Before I finished my first cup of coffee I got a phone call offering a couple days of manual labor, under the table, caaaash. I’m also going to do a contract gig for him in my field, yay for some income!
The next couple of days were filled with good ol’fashioned physical work. Good thinking space, that hard repetitive work. I thought about releasing those harmful beliefs regarding cash, and waking up to news of quick money. I thought about manifestation in general; remembering times where I asked the universe for something unimportant, say a turkey sandwich.
I was listening to the Flaming Lips Pandora station, as they had a concert the next day and I really wanted to go but couldn’t rationalize spending the cash sans reliable income. Suddenly, I asked the universe to send me to the concert. Send out some gratitude, and went back to work.
On the way home I noticed a cafe/bar that I had never seen before and decided to go back that evening. It was brilliant. Amazing food choices, a great happy hour, soul music, and it was filled with people that had something insightful to say about the Paulo Coelho book I was reading. A woman informed me of the event that was about to start.
It was called “People’s Choir”, she described it as community karaoke and invited me to join her and her friend. I walked in to a room full of people singing “Sunny Afternoon” by The Kinks, holding songbooks and cocktails. I found a songbook and unabashedly started singing.
After a particularly energetic rendition of “I Want Candy” by Bow Wow Wow, I took a little break from busting it out to get to know my new friends. We started talking about our plans for the weekend and I mentioned that I reallllllly wanted to go to The Flaming Lips concert the next day. The friend started laughing and said, “do you want to get paid to go?”. Say what? What now!?
He had a friend of a friend a couple states away that was desperate for posters available only at this show. The guy wired me $700 for payment and expenses, and bought tickets for a friend and I! Seriously!
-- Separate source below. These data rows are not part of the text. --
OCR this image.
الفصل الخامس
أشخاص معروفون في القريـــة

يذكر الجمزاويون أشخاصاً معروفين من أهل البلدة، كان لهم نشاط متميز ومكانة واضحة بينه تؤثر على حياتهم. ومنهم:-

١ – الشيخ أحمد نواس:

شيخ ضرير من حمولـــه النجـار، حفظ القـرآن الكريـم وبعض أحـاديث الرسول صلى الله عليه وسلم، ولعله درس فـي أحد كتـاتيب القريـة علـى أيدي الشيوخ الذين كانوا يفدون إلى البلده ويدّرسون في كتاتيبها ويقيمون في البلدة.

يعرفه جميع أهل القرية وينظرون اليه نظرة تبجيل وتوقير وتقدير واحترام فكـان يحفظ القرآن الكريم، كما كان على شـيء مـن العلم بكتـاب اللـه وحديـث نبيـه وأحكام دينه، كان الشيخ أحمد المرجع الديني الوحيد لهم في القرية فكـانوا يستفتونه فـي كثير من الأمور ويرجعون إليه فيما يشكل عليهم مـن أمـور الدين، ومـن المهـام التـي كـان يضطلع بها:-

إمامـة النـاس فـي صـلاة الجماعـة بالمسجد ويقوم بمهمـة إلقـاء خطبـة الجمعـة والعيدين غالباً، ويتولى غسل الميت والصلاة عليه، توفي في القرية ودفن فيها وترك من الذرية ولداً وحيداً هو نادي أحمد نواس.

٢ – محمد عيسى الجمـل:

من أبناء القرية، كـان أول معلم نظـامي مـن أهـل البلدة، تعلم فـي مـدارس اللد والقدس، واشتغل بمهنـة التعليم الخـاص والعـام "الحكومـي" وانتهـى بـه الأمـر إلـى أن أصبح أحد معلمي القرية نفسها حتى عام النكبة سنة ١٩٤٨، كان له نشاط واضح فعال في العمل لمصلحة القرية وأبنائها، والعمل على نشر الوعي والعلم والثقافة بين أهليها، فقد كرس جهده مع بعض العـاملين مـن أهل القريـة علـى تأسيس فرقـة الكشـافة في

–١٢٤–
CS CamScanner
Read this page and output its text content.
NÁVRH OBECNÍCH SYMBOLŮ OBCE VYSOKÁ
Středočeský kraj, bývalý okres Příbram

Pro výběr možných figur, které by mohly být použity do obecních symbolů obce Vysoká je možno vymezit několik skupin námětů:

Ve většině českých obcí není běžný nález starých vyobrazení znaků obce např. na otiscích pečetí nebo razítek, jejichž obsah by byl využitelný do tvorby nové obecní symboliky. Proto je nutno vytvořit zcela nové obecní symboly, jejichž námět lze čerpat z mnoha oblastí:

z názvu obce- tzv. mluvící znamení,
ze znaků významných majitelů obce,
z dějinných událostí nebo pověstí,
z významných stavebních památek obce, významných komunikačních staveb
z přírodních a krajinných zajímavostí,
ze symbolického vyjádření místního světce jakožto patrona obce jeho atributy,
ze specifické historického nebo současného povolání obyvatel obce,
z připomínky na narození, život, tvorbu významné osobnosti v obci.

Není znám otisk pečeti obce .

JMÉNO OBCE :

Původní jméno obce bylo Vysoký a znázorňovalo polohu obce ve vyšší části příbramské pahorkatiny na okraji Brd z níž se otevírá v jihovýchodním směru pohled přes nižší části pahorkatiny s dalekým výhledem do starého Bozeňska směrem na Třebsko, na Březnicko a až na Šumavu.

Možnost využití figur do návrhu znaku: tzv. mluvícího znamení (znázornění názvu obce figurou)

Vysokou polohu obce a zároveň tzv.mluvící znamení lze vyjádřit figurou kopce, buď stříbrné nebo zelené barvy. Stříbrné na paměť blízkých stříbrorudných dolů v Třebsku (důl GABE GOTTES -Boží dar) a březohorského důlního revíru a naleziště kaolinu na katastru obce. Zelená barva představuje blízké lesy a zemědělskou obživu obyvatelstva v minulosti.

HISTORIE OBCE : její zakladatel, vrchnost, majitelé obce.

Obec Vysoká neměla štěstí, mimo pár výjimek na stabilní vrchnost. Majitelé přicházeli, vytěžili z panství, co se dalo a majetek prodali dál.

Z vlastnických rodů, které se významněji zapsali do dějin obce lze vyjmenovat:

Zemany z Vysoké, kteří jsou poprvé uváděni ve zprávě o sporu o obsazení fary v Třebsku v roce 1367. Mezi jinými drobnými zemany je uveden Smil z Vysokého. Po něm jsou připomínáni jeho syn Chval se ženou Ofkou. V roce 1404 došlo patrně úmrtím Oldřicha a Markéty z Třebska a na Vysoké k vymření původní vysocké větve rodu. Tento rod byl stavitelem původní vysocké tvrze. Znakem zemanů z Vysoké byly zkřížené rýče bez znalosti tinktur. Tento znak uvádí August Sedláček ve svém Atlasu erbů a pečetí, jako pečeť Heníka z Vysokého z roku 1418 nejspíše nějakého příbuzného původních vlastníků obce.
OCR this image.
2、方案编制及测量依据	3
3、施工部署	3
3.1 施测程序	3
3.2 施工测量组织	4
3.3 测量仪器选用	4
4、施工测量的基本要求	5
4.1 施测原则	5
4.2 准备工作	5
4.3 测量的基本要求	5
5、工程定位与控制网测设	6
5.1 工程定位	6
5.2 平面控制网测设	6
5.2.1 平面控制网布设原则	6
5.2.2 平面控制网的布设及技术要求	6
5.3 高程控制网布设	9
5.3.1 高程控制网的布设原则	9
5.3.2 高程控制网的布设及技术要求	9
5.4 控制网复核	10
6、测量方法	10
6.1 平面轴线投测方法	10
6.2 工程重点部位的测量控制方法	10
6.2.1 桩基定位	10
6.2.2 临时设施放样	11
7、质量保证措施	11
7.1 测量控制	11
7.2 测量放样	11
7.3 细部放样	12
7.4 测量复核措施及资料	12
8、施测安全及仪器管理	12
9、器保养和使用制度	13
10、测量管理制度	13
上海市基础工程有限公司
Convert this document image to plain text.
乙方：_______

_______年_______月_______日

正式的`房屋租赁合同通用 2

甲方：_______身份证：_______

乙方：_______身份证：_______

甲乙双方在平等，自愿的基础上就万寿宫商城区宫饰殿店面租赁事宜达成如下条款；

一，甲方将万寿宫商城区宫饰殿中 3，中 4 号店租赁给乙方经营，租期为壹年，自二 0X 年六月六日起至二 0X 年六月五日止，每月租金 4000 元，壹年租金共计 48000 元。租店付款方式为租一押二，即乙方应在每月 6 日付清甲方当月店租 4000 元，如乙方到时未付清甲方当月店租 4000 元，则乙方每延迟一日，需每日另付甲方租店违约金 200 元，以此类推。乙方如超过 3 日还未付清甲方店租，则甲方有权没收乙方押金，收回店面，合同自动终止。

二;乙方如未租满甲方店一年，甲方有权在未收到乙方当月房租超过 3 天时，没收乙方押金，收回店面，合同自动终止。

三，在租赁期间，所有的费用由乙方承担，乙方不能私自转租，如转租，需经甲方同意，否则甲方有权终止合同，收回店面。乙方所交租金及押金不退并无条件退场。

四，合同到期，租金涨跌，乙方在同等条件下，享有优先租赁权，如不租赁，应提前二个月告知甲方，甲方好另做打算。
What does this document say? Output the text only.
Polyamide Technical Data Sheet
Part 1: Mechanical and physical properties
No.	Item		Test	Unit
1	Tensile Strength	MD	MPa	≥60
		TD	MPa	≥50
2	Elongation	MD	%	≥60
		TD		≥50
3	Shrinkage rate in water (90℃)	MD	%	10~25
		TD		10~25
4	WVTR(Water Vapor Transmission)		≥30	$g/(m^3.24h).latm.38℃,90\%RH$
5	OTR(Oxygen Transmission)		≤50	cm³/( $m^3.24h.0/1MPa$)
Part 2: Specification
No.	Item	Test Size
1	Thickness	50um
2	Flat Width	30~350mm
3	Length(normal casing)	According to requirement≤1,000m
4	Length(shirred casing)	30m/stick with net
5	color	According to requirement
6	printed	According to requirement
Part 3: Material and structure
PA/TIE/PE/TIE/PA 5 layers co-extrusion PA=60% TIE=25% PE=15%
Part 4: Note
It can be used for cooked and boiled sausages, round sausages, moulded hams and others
That happened!
The show was fucking epic, of course. I got the posters with ease and my buddy and I had such a blast. Renewed faith in LOA, as well. I’ve had a hard time deciding what I want, working hard at attracting something (usually specific jobs or specific apartments), and not really wanting it when it arrived.
Right now I am attracting “success”. In general, just my definition of success. Money (of course), lotsa love (including romantical), and days spent doing things that make my heart warm and my soul grow. I’m trying not to block myself by imagining too many details and specifics.
By the way-that turkey sandwich appeared the day after I requested, free at a trade show I decided to attend at the last minute. It was scrumptious.